Seorang penasihat Presiden Rusia, Anton Kobyakov, mengungkapkan dalam forum ekonomi di Vladivostok bahwa Amerika Serikat mencoba memanfaatkan pasar cryptocurrency dan emas untuk mengurangi beban utang negara yang mencapai 35 triliun dolar. Menurutnya, ini dilakukan dengan mengubah aturan pasar untuk mengalihkan utang ke aset digital sebagai cara menghindari dampak utang yang besar pada ekonomi global. Kobyakov menjelaskan bahwa stablecoin, salah satu bentuk cryptocurrency yang nilainya dipatok pada mata uang fiat, akan digunakan AS sebagai media untuk mendiskontokan utang besar mereka.
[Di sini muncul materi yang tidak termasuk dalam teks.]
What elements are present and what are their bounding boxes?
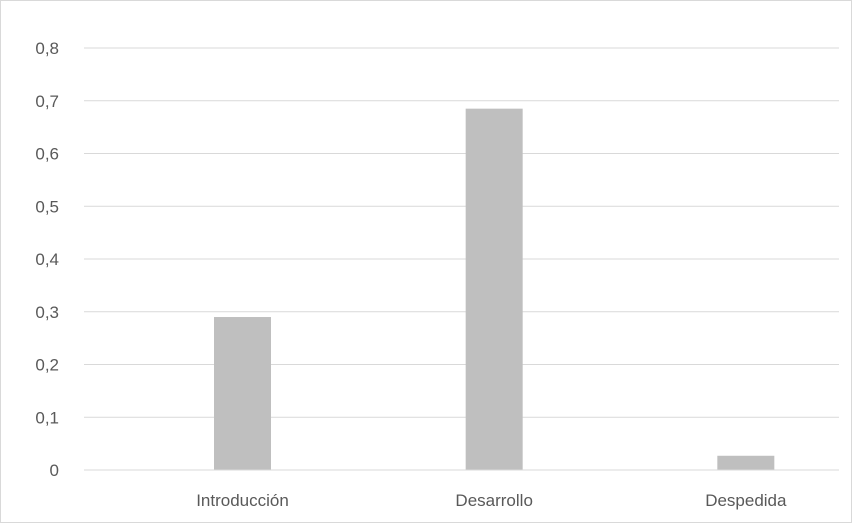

Strategi tersebut bertujuan untuk memulai ulang dari nilai yang sudah ditekan atau didevaluasi, sebagai respons terhadap menurunnya kepercayaan dunia terhadap mata uang dolar AS. Sementara itu, di Amerika Serikat, regulasi untuk stablecoin semakin matang. Presiden Trump menandatangani GENIUS Act yang memberikan kerangka hukum bagi penerbitan dan perdagangan stablecoin. Beberapa tokoh seperti CEO Coinbase, Brian Armstrong, bahkan melihat bahwa situasi utang ini bisa membuat kripto, seperti Bitcoin, menjadi mata uang cadangan global masa depan. Meski Rusia sempat melarang pembayaran menggunakan cryptocurrency pada 2022, negara tersebut kini mulai mengembangkan stablecoin yang didukung mata uang rubel dan berencana meluncurkannya di platform Tron. Ini menunjukkan adanya pergeseran sikap Rusia terhadap teknologi finansial digital, terutama untuk pembayaran dan penyelesaian perdagangan internasional. Kesimpulannya, penggunaan cryptocurrency dan emas oleh Amerika Serikat dalam menghadapi krisis utangnya menandai perubahan besar dalam sistem keuangan dunia yang selama ini bergantung pada dolar AS. Sementara itu, negara-negara seperti Rusia mulai memasuki arena cryptocurrency dengan kendali yang lebih ketat, menandai era baru persaingan dalam dominasi keuangan global.

Analisis Ahli

Brian Armstrong
Bitcoin bisa menjadi mata uang cadangan global di tengah krisis utang dan ketidakpercayaan terhadap dolar AS.
Scott Bessent
Cryptocurrency dapat mendukung supremasi dolar AS daripada melemahkannya jika diatur dengan baik.